Seeing the potential in a thing when it’s gone
Probably anyone could associate with this but I know I don’t feel it when I’m medicated so it’s in this category.
Here is a picture of my Dad, taken 5 years ago on a Nikon D70. It’s one of the first photos I ever took in a ‘studio’ setting and I look at it now as if I had just taken it, as if I was just excitedly uploading it into Adobe Bridge bristling with excitement because I knew one of the 20 or so shots I’d taken had come out ‘just right’ and feeling like getting a shot like this could lead to great things. I look at it now and my head says ‘that will make such an awesome present for Nanna and Grandad’ and ‘this is the kind of photo I’ve been striving for, I can’t wait to take more shots that capture the essence of someone like this’.

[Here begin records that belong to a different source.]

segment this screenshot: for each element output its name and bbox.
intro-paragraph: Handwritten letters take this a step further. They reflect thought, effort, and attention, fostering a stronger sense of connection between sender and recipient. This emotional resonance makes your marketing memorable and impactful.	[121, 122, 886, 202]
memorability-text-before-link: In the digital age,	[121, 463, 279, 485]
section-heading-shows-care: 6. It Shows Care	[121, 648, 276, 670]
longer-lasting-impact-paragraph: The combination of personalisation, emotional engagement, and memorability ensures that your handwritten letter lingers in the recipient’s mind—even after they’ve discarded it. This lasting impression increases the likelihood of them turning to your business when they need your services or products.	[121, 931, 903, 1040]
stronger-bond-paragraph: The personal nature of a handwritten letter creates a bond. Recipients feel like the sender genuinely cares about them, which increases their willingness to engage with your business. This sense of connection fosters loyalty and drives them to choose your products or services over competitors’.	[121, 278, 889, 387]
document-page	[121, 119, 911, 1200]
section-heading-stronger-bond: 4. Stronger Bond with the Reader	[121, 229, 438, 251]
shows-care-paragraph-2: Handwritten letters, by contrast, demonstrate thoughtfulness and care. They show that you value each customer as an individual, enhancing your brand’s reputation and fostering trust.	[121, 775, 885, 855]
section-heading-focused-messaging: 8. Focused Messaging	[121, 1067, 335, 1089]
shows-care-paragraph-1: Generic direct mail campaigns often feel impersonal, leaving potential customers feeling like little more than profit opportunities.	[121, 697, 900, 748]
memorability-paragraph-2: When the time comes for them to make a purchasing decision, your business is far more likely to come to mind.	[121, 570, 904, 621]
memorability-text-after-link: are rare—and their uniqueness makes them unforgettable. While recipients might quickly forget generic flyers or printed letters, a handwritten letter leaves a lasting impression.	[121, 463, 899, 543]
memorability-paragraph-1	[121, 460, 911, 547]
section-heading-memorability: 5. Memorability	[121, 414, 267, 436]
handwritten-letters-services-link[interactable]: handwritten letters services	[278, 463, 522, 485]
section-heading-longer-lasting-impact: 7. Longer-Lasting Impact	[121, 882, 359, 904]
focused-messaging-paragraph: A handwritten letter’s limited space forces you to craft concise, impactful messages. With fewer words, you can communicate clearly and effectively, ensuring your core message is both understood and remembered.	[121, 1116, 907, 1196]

And then I also look at it and see the beginnings of my Dad’s throat cancer in the slight bulge in his neck and think ‘I should tell him. It’s right there, there’s potential to warn him’. I guess that’s better than looking at it and thinking ‘oh, how different things are now’. I suppose photographs are meant be an epochalism and that’s what I’m rabbiting on about.
Anyway, this photograph does something to me and that’s rare. Even rarer is it’s my own photograph and I guess there’s genuine potential still lingering in that. Genuine potential that I could actually be a good photographer in the future.
I’ll see you on Monday, Dad. You’ll be late to the station and complain about it messing up your day having to pick me up then you’ll bully me about how shit I am at roof tiling but I’ll accept it and I won’t, not even once, tease you about your ineptitude at many things.